Le temps linéaire de l’historiographie traditionnelle "apprivoisait" l’événement lors de l'entrée
dans certain cadre chronologique / spatial et aussi certains «ordres» du passé pour toujours, «passé».
Aujourd'hui, les historiens, en utilisant une variété de méthodes, en revanche, tendent à montrer la
force explosive des événements, caché en eux, et d'identifier les possibles caractéristiques temporelles
de la matière mouvementée. De l'expérience quotidienne, il est bien connu que dans des conditions de
changements graves on ne peut pas toujours adéquatement comprendre ce qui se passe. La
signification de situation est en suspense et perd de la clarté. Les participants à l'événement ou les
observateurs se trouvent dans une situation d'incertitude. L’événement n’appartient jamais pleinement
à un passé, parce qu'il est constamment réinventé, redéfini dans le présent actuel. Un événement
historique a une durée qui ne se réduit pas à la temporalité des éléments de preuve qui constituent
l'événement. Le prochain événement est inévitablement chargé de toute sorte de perceptions, qui ont
été formés bien avant que l'événement survienne. En outre, l'événement a sa propre temporalité,
étroitement liée à la temporalité de ceux qui l’ont vécu. Tout cela est immergé dans un contexte
historique et culturel qui a sa propre histoire, sa généalogie, sa forme et une certaine vision de l'avenir.

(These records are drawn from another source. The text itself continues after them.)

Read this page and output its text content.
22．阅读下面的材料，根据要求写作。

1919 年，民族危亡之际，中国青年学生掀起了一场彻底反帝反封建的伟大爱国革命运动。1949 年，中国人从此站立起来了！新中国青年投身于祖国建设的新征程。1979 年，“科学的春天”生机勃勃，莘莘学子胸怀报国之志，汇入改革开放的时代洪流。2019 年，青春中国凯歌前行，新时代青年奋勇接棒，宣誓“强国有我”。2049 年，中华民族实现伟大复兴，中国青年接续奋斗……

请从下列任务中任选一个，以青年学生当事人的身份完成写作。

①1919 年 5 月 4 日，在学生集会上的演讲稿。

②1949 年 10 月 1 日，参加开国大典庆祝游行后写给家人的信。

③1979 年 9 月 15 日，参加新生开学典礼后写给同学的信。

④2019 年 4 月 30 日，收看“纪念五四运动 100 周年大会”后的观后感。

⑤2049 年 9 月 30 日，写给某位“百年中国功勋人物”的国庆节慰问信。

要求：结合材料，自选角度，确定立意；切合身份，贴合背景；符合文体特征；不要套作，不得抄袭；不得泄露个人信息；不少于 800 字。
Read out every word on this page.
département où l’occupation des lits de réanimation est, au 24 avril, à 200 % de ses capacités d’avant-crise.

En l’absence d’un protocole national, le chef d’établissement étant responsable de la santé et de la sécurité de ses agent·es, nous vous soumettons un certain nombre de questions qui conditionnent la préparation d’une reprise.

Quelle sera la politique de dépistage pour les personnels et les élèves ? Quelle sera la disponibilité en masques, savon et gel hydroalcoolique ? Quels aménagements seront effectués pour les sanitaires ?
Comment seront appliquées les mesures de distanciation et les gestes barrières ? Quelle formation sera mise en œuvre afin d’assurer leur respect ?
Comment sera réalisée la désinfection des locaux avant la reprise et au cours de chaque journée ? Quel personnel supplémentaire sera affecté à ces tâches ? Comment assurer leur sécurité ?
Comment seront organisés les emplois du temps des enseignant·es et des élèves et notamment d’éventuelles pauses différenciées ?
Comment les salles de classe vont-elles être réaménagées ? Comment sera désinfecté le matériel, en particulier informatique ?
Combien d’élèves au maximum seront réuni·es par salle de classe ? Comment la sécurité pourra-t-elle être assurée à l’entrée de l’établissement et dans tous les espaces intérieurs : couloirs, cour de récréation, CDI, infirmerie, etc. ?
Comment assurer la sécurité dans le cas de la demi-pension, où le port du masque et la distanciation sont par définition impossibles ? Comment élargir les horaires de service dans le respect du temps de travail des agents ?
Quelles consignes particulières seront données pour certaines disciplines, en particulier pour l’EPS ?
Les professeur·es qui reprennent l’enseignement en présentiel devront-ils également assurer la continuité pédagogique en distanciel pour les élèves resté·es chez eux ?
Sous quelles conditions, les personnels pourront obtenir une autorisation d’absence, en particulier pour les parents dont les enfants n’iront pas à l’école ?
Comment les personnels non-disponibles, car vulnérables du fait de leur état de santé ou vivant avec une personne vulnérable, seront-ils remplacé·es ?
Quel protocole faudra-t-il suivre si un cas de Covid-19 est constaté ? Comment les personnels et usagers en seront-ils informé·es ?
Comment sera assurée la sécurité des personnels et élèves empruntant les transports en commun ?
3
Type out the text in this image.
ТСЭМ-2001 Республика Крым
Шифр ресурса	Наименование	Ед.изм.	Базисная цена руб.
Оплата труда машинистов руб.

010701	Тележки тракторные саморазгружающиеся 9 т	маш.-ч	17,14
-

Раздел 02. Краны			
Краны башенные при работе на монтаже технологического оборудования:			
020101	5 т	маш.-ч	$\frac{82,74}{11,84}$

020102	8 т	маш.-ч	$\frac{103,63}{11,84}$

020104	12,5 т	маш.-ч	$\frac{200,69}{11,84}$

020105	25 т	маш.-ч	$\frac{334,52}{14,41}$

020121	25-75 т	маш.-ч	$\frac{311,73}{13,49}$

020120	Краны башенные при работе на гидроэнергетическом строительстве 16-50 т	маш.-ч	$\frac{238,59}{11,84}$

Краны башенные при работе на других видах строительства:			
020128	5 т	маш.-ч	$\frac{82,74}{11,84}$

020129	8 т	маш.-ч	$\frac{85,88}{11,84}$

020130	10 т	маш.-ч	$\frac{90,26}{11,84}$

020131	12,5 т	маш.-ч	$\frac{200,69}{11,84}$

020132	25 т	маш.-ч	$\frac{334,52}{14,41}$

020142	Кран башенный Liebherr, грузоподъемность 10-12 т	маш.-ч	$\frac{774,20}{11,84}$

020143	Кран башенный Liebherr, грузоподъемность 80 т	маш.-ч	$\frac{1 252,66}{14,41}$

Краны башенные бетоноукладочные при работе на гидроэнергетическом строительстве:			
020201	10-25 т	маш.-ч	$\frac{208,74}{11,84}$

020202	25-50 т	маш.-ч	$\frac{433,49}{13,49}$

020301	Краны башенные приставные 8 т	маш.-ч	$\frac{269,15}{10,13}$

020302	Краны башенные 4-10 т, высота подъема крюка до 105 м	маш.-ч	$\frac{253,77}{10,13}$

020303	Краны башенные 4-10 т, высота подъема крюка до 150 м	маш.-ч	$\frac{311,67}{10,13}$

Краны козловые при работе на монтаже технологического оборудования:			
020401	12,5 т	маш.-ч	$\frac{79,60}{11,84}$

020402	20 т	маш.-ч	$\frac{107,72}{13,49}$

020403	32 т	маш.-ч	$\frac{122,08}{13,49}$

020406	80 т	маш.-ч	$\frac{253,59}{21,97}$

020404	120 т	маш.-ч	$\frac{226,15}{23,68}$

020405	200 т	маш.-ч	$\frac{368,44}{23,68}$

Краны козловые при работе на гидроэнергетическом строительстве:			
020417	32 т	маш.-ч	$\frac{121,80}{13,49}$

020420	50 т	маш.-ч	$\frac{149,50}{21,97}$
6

Porteurs de la temporalité évenmentielle sont des gens (individus et des groupes), dont les relations à
ce qui se passe en règle générale ne correspondent pas, et sont souvent opposés. Les historiens
10
Dupront. 1997. T. III. P. 1662.
11
Duby G. Le Dimanche de Bouvins. Paris: Gallimard, 1973.
connaissent bien combien il est difficile de concilier les différents témoignages du même événement. Il
se trouve que l'événement se déroule en ligne avec une très longue durée des effets par des moyens de
structurer les relations sociales et politiques. De plus, il crée une mémoire. Compte tenu de tout cela
l'historien peut comprendre l'événement seulement dans le contexte de très complexes temporalités.
Mais cette compréhension sera seulement une interprétation plus ou moins convaincante, mais
toujours inachevé.
Une compréhension renouvelée de nombreux événements historiques démontrent les études
effectuées avec l'histoire "d'en bas", l'histoire de la vie quotidienne, l'histoire des mentalités, la micro-
histoire, une nouvelle biographie, la nouvelle histoire politique, une nouvelle histoire intellectuelle.
Afin d'étudier les événements médiatisés on utilise les approches inter et transdisciplinaires impliquant
toutes les disciplines. Aujourd'hui analyser un événement historique, sa structure et ses mécanismes ne
signifie plus d’étudier «l’écume de l’histoire».